La dernière partie du voyage était un travail de sauvetage : non seulement des navires mais aussi de la réputation et des vies qui restaient. Le commandement changeait de mains comme un prix entre des mains marquées par la perte ; le leadership se consolidait autour de ceux qui pouvaient encore mesurer le temps et rationner une réserve déclinante. Un navire, à la coque fine, usé par l'océan et la bataille, serait le seul à répondre à la question que le bureau des cartes avait un jour posée.
Le vaisseau qui compléta la partie orientale du retour traversa des mers lointaines et passa par des îles où le troc et la diplomatie colmataient des trous plus grands que les coques elles-mêmes. Il transportait une cargaison modeste en volume mais énorme en implications : des épices et une poignée d'hommes qui avaient vu chaque horizon deux fois. Lorsque le navire se dirigea enfin vers son port d'attache et que les formes familières de la côte espagnole apparurent pour la première fois, seule une équipe squelettique resta pour trébucher à terre.
Le 6 septembre 1522, un navire battu fit escale avec dix-huit survivants à bord. Ils avaient complété un tour complet du globe. La quantité de poivre et de clous de girofle qu'ils déchargèrent était éclipsée par le registre humain — les noms, les visages, les comptes des absences. Les courtisans de la cour reçurent le retour avec un mélange d'émerveillement et de calcul : une preuve que les océans du monde étaient connectés, oui, mais aussi un atout dans le jeu éternel de l'empire. Des récompenses furent accordées ; des promotions distribuées ; pourtant, des murmures de coût et de la question de savoir si le prix humain en valait la peine se faisaient entendre. Un homme, qui avait autrefois commandé la flotte, gisait là où il était tombé — ses restes ne furent pas ramenés chez lui. La mer l'avait gardé aussi fermement qu'elle l'avait pris.

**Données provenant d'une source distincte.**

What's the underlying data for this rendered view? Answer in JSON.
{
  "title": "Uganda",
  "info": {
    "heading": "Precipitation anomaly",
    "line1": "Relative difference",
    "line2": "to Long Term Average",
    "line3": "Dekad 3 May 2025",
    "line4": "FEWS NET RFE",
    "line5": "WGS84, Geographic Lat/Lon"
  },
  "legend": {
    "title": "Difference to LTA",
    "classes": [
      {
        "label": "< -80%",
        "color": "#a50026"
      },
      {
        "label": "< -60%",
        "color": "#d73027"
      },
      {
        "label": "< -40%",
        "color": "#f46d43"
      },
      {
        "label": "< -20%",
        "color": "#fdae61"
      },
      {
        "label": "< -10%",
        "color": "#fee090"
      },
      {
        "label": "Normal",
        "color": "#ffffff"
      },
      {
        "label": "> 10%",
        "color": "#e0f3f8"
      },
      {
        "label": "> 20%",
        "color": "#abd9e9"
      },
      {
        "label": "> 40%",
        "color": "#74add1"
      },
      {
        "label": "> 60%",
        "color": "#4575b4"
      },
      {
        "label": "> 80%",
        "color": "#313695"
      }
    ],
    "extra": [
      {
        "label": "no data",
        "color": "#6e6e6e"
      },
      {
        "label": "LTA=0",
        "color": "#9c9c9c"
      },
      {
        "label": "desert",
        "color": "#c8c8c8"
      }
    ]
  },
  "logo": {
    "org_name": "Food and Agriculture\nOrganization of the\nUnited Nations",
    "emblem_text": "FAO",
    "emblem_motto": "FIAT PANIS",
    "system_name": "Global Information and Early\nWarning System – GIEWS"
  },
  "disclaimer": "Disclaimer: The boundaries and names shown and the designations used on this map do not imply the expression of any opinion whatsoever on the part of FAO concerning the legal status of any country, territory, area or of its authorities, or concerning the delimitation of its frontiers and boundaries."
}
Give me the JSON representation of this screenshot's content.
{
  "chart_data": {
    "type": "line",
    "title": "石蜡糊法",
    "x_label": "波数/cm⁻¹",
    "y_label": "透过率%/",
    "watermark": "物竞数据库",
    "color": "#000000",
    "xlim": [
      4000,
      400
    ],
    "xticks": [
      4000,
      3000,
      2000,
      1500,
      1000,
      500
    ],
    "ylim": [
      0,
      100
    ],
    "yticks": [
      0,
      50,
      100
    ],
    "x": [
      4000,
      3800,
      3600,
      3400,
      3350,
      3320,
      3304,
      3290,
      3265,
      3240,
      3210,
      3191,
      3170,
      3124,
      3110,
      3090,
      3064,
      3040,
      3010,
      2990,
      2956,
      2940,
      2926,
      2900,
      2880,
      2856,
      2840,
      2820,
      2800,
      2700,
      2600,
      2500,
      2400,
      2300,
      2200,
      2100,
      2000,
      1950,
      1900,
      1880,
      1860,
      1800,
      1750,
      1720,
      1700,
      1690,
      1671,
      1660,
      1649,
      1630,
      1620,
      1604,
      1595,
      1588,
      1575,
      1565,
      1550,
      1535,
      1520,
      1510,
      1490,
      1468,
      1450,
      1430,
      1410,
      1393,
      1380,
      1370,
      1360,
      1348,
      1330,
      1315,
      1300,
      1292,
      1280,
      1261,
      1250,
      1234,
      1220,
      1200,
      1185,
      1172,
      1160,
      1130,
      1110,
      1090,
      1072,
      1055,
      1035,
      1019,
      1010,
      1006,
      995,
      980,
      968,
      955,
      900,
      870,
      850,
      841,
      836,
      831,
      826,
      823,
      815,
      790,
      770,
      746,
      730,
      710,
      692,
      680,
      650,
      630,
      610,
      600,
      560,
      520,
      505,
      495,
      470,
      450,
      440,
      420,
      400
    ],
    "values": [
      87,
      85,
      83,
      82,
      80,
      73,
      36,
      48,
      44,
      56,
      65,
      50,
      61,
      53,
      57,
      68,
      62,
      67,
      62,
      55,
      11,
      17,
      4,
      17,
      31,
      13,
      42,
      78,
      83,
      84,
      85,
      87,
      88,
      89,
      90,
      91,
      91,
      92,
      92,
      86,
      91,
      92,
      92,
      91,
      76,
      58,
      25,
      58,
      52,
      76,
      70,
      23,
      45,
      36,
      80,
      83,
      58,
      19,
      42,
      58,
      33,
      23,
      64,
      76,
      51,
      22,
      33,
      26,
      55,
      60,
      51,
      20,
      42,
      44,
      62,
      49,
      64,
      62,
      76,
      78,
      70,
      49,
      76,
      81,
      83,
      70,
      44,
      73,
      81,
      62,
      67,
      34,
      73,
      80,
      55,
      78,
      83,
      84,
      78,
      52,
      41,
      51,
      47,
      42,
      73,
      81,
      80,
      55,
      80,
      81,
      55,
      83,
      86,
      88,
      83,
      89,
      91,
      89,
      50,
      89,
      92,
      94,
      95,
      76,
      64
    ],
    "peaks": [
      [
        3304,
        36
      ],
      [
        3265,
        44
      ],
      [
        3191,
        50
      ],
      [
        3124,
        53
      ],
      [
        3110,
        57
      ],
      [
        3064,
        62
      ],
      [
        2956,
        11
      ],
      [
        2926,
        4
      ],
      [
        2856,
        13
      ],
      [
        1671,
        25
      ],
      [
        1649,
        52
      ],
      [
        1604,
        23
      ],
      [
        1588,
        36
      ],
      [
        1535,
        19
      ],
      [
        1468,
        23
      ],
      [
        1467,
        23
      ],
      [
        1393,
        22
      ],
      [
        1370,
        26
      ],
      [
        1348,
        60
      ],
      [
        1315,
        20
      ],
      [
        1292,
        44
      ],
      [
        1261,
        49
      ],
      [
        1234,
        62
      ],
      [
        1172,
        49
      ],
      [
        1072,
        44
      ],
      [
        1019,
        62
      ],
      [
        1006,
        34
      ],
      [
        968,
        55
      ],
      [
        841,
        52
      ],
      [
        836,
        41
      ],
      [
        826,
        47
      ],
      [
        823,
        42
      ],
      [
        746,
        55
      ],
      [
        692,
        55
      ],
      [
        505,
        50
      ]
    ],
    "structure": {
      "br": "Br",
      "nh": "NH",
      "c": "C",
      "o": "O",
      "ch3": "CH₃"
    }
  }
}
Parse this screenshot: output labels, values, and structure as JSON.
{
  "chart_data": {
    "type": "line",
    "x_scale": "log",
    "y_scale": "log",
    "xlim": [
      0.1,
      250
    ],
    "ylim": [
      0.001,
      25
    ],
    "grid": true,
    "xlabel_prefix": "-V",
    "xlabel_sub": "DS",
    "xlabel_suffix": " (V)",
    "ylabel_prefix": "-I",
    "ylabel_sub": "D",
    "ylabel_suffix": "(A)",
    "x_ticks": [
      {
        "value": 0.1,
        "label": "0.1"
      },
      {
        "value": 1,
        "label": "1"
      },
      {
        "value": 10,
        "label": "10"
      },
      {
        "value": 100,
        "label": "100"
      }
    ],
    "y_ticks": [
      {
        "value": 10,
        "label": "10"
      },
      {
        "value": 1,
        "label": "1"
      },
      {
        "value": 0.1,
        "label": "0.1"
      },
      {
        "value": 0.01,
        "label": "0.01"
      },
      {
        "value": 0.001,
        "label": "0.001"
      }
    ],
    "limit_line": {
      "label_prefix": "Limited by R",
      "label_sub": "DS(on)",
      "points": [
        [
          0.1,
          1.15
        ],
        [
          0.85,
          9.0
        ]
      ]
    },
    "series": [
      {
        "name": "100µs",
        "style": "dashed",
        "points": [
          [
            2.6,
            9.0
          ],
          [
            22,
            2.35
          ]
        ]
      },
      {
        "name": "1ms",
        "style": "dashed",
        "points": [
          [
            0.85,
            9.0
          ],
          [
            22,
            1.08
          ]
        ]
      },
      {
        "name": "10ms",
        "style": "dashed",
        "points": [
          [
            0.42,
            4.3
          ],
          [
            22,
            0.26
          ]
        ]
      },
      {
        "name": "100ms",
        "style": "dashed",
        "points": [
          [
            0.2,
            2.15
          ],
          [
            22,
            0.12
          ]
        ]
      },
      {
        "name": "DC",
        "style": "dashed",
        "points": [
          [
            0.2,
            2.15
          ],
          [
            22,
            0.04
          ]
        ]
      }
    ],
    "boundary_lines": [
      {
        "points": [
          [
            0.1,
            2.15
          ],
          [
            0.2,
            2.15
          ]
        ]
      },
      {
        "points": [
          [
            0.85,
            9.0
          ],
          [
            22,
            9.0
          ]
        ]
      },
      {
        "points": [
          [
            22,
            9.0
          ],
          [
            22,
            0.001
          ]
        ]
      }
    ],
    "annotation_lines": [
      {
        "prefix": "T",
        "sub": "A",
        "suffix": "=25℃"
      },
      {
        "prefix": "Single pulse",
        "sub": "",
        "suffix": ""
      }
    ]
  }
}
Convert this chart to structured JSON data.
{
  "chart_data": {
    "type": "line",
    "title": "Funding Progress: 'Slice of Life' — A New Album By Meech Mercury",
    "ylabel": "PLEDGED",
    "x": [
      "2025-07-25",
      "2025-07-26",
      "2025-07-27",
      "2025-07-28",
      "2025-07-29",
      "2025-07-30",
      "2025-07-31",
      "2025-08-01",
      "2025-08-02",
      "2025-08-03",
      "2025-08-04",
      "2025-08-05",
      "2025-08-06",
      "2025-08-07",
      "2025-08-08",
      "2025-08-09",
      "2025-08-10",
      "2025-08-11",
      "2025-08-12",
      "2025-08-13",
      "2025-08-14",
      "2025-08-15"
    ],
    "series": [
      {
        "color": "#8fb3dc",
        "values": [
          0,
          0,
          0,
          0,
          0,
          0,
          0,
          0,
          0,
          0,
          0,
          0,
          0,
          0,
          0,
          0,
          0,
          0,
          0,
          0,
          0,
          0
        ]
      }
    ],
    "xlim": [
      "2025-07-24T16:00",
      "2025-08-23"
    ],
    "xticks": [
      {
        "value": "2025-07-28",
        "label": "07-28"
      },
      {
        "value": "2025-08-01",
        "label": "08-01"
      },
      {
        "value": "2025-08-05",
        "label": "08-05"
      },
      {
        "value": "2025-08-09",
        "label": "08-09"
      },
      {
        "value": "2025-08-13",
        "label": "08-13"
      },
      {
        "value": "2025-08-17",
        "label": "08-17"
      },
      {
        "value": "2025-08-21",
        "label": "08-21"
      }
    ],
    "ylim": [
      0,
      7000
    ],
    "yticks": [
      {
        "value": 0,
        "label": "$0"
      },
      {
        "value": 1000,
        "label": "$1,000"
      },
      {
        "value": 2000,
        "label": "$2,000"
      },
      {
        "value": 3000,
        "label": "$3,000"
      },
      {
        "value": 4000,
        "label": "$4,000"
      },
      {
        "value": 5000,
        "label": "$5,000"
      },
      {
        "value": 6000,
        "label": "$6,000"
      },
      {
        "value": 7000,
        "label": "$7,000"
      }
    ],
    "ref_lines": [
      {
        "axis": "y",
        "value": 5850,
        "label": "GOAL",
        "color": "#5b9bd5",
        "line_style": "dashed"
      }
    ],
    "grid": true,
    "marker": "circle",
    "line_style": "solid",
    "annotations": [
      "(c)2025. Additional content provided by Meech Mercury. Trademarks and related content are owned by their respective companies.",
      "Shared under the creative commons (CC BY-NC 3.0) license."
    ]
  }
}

Le voyage a modifié les cartes et l'imagination. Les cartographes traçaient de nouvelles routes et mesuraient les océans selon leurs propres échelles fraîchement apprises. Les détroits et les îles qu'ils avaient contournés furent réinscrits dans la géographie européenne ; des noms seraient donnés dans la langue de ceux qui étaient revenus, et le fait de nommer était en soi une revendication. Une grande mer est-ouest avait été mesurée en vies humaines : des distances qui avaient autrefois été conjecturées avaient maintenant des chiffres attachés et pouvaient être anticipées.
Dans les cours, le voyage aiguisait la rivalité. Là où le profit et la navigation avaient été les moteurs du projet, la diplomatie et les traités suivaient dans leur sillage. L'arrivée de la preuve que les îles épicées de l'est pouvaient être atteintes par des routes alternées contribuait aux négociations et au redessin des sphères d'influence. Les océans, il s'est avéré, n'étaient pas seulement des eaux mais des autoroutes économiques dont la possession pouvait être contestée sur papier et à l'épée.
L'héritage humain est moins ordonné. Les survivants retournèrent à des vies façonnées par la violence particulière du voyage : certains furent loués, d'autres oubliés, d'autres encore poursuivis pour des actions entreprises sous la contrainte. La route tracée par ces coques en bois ouvrit les yeux européens aux complexités des cultures lointaines ; elle posa également les bases d'un contact qui ne serait ni neutre ni bienveillant. Le premier contact avait été établi en petites quantités ; il mena avec le temps au commerce, à la conversion, à la colonisation et au conflit. Les îles qu'ils touchèrent seraient entraînées dans la politique centrifuge de l'empire, et des noms seraient écrits sur des lieux qui avaient déjà leurs propres noms.
En fin de compte, l'accomplissement du voyage était à double tranchant. Il prouvait que le globe pouvait être contourné, que de vastes océans pouvaient être cousus en réseaux connectés de commerce et de pouvoir ; il laissait également un registre de pertes humaines qui ne pouvait être ignoré. La mer avait offert un horizon et pris des compagnons. Les navires qui avaient autrefois coupé l'estuaire dans le calme de la préparation existaient maintenant dans les marges des cartes ; leurs bois étaient partis, leurs histoires demeuraient. Le monde avait été changé non par le coup d'une seule plume mais par le lent inconfort des cordes et des planches, par les morts dans le sable étranger et la faim dans les cales, par l'obstination de ceux qui ne s'arrêteraient pas.